Nalcor’s new marketing website for Muskrat Falls includes a little feature that supposedly shows you what your electricity bill will be with and without Muskrat Falls.

Even though you will pay for Muskrat Falls until at least 2067, they only show the comparisons out to 2030 on the new calculator.

So try a monthly bill currently of $200.

According to Nalcor, your monthly electricity bill with the Marvellous Muskrat will be $268 in 2025.
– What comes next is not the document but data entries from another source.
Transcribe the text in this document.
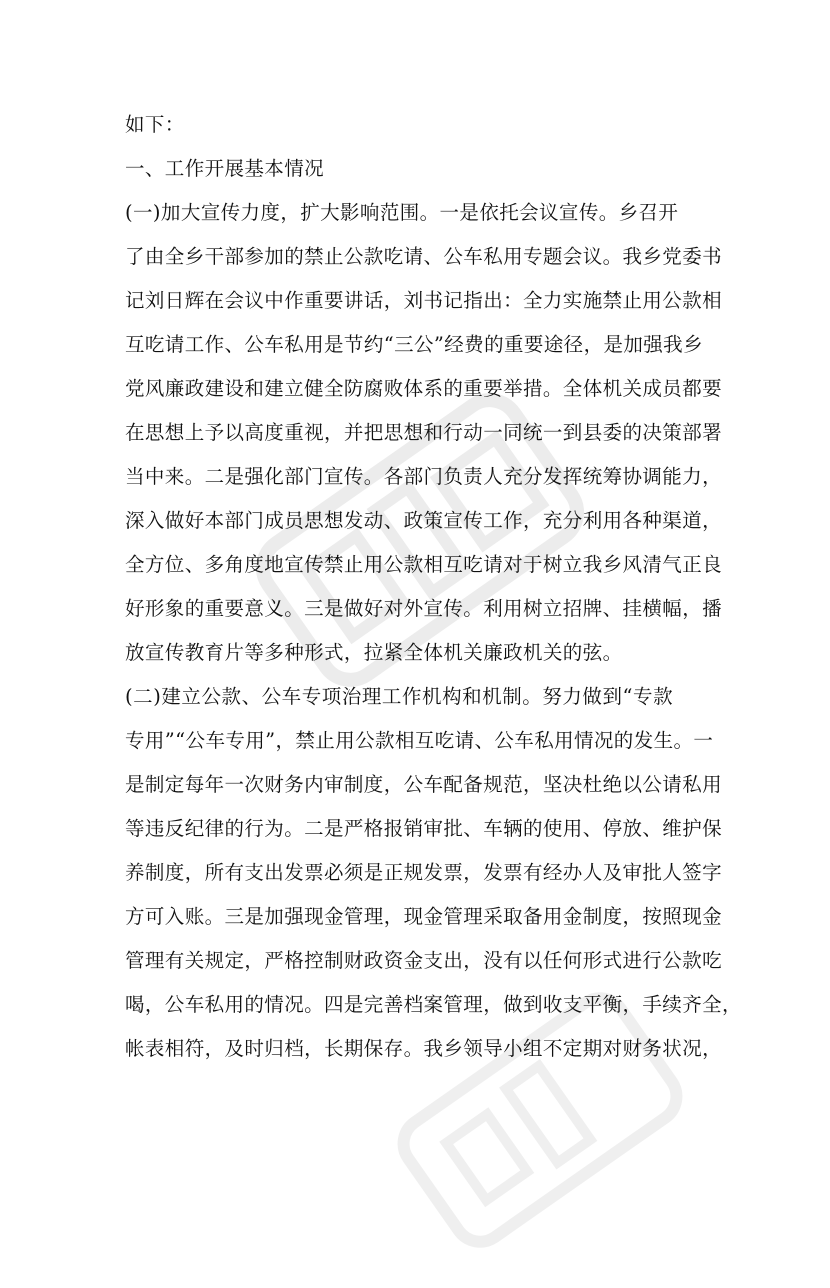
如下：
一、工作开展基本情况
(一)加大宣传力度，扩大影响范围。一是依托会议宣传。乡召开
了由全乡干部参加的禁止公款吃请、公车私用专题会议。我乡党委书
记刘日辉在会议中作重要讲话，刘书记指出：全力实施禁止用公款相
互吃请工作、公车私用是节约“三公”经费的重要途径，是加强我乡
党风廉政建设和建立健全防腐败体系的重要举措。全体机关成员都要
在思想上予以高度重视，并把思想和行动一同统一到县委的决策部署
当中来。二是强化部门宣传。各部门负责人充分发挥统筹协调能力，
深入做好本部门成员思想发动、政策宣传工作，充分利用各种渠道，
全方位、多角度地宣传禁止用公款相互吃请对于树立我乡风清气正良
好形象的重要意义。三是做好对外宣传。利用树立招牌、挂横幅，播
放宣传教育片等多种形式，拉紧全体机关廉政机关的弦。
(二)建立公款、公车专项治理工作机构和机制。努力做到“专款
专用”“公车专用”，禁止用公款相互吃请、公车私用情况的发生。一
是制定每年一次财务内审制度，公车配备规范，坚决杜绝以公请私用
等违反纪律的行为。二是严格报销审批、车辆的使用、停放、维护保
养制度，所有支出发票必须是正规发票，发票有经办人及审批人签字
方可入账。三是加强现金管理，现金管理采取备用金制度，按照现金
管理有关规定，严格控制财政资金支出，没有以任何形式进行公款吃
喝，公车私用的情况。四是完善档案管理，做到收支平衡，手续齐全，
帐表相符，及时归档，长期保存。我乡领导小组不定期对财务状况，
In 2010, they gave an estimate out to 2040 using a bill that was $200 in 2017.  On that basis, your monthly bill in 2025 would be $208 in 2025.

That’s a huge difference.

But ya gotta wonder why they changed the way they presented the numbers.  It just makes an already confusing situation – for many people – all the more confusing.

Most people aren’t really worried about the costs that far out in the future. They are more concerned with more immediate costs, like say the impact on their taxes or money they’d rather spend on health care but will now have to devote to paying for an enormous dam up in Labrador.

All the same, looking at the comparison charts.  The monthly savings aren’t all that great.  Even in 2030,  you’d be saving less than $50 a month.  Nalcor’s total estimated savings over the 14 years between 2016 and 2030 is only $3811. 

That’s $272 a year, on average.  What’s everything else going to cost in 2025 or 2030 if oil is going to be at the sorts of prices Nalcor assumes?  Besides, on the front end of that period the costs are almost identical.  There’s no comparative advantage to switching until well into the future.

Maybe all that is a bit too esoteric for some people.

Just look at the numbers.  Some people are going to conclude  - likely incorrectly - that in a mere two years, the monthly cost for Muskrat Falls for the ordinary consumer appears to have jumped $60 a month.  Once someone gets that idea in their heads,  even if it is completely wrong those $50 a month in theoretical savings way off in the future are going to seem like what they are today:  nothing.